L'Iran "contournera avec fierté" les sanctions américaines (Rohani)

©REUTERS

Les Etats-Unis ont rétabli ce lundi de nouvelles sanctions contre les secteurs pétrolier et bancaire iraniens. Donald Trump compte ainsi convaincre l'Iran d'engager des négociations sur l'arrêt de ses programmes d'énergie nucléaire et de missiles balistiques, et de cesser son soutien aux chiites dans les conflits régionaux du Moyen-Orient. Mais l'Iran compte bien continuer à vendre son pétrole malgré les menaces...

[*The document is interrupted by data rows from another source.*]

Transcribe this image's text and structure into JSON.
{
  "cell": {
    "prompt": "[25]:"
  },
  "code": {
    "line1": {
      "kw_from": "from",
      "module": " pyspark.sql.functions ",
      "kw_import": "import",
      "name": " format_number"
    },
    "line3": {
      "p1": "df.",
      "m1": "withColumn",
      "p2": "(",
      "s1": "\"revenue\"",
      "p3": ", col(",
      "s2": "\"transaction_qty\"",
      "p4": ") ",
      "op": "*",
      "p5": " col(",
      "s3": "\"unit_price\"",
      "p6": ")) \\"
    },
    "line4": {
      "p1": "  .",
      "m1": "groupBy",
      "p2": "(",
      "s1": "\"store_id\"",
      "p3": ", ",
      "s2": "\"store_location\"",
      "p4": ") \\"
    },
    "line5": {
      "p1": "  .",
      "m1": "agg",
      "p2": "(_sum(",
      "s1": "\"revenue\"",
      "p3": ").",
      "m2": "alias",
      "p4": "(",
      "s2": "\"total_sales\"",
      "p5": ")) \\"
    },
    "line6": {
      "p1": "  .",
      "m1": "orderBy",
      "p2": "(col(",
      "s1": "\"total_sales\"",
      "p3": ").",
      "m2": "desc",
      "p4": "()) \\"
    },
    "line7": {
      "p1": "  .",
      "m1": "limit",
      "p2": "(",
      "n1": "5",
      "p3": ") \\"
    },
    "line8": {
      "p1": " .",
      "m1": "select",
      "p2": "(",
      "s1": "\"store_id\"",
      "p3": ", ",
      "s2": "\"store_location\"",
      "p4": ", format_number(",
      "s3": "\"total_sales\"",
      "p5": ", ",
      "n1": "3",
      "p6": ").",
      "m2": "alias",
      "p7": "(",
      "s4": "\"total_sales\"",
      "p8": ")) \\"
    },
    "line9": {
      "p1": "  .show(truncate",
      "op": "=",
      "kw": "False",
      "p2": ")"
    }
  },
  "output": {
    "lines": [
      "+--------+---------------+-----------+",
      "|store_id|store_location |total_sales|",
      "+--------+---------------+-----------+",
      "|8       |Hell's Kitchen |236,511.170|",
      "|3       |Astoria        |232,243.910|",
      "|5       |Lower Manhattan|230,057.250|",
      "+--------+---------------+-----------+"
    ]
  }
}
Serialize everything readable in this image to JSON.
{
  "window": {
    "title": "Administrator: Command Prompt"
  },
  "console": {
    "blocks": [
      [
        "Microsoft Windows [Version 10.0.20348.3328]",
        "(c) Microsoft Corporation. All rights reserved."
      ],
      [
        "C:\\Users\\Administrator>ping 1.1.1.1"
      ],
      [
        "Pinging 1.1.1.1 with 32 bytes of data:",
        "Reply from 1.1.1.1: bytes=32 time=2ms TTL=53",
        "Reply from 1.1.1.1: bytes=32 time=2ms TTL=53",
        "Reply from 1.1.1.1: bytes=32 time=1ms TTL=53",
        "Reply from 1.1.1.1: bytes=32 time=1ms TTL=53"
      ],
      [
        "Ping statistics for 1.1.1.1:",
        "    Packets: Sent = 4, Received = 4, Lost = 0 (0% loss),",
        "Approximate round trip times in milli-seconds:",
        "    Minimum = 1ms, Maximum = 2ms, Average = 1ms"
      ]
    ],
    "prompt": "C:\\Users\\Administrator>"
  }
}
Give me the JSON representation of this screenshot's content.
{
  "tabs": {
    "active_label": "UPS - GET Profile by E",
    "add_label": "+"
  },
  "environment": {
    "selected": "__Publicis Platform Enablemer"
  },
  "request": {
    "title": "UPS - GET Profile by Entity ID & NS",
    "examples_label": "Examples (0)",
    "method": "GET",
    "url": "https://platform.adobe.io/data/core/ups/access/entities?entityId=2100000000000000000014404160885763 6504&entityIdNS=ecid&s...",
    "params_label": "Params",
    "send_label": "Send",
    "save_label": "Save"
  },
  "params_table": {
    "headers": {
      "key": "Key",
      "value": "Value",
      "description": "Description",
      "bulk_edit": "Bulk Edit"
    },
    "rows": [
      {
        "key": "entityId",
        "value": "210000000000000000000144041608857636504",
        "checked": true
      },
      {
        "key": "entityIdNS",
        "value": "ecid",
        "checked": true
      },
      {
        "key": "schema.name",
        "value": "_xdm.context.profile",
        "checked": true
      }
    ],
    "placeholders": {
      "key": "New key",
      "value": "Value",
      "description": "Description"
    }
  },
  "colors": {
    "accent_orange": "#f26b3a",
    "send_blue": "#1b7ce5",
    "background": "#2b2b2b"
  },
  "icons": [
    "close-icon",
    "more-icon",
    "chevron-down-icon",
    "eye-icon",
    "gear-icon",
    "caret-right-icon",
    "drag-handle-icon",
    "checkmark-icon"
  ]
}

C'est donc ce lundi que les Etats-Unis rétablissent les sanctions contre les secteurs pétrolier et financier iraniens qui avaient été levées sous Barack Obama. C'est la concrétisation du retrait de l'accord sur le nucléaire iranien de 2015 annoncé par Donald Trump en mai. Les nouvelles sanctions prévoient de sanctionner, en leur barrant l'accès au marché américain, tous les pays ou entreprises qui continueront d'acheter du pétrole iranien ou d'échanger avec les banques de la République islamique.

Le président iranien a annoncé que l'Iran continuerait bien à vendre son pétrole sur les marchés ©AFP

Ce lundi, le président iranien Rohani a déjà annoncé que son pays, 3e exportateur de pétrole, continuerait bien à vendre du pétrole. "J'annonce que nous allons contourner avec fierté vos sanctions illégales et injustes car elles vont à l'encontre du droit international", a ainsi assuré le président Rohani dans un discours télévisé. 

 ♦ Pourquoi ces sanctions?

Le but: forcer le régime iranien à changer de comportement.

Les sanctions américaines s'apparentent à un chantage contre les pays tiers qui commercent actuellement avec l'Iran: les entreprises asiatiques ou européennes se verront interdites de marché américain si elles continuent d'importer du pétrole iranien, ou d'échanger avec des banques iraniennes ciblées par Washington. Beaucoup devraient choisir les Etats-Unis, ou l'ont déjà fait.

Huit pays bénéficieront toutefois d'une exemption pour le pétrole, dont la Turquie, et peut-être la Chine et l'Inde. La liste sera annoncée ce lundi.

Quel sera l'impact?

Les investisseurs redoutent que ces sanctions ne se traduisent par un retrait d'un million de barils des marchés, et donc par une flambée du brut.

Le secrétaire au Trésor américain, Steven Mnuchin, a dit la semaine dernière que les Etats-Unis souhaitaient déconnecter l'Iran du circuit bancaire international Swift, ossature du système financier mondial, comme c'était le cas de 2012 à 2016. De nombreux élus conservateurs américains le réclament. Mais Mike Pompeo n'a pas confirmé qu'une action serait prise pour tenter de forcer la main des dirigeants de Swift, une société de droit belge.

En Iran, le retour des sanctions est interprété par le pouvoir comme la preuve que les Etats-Unis ne savent pas tenir parole.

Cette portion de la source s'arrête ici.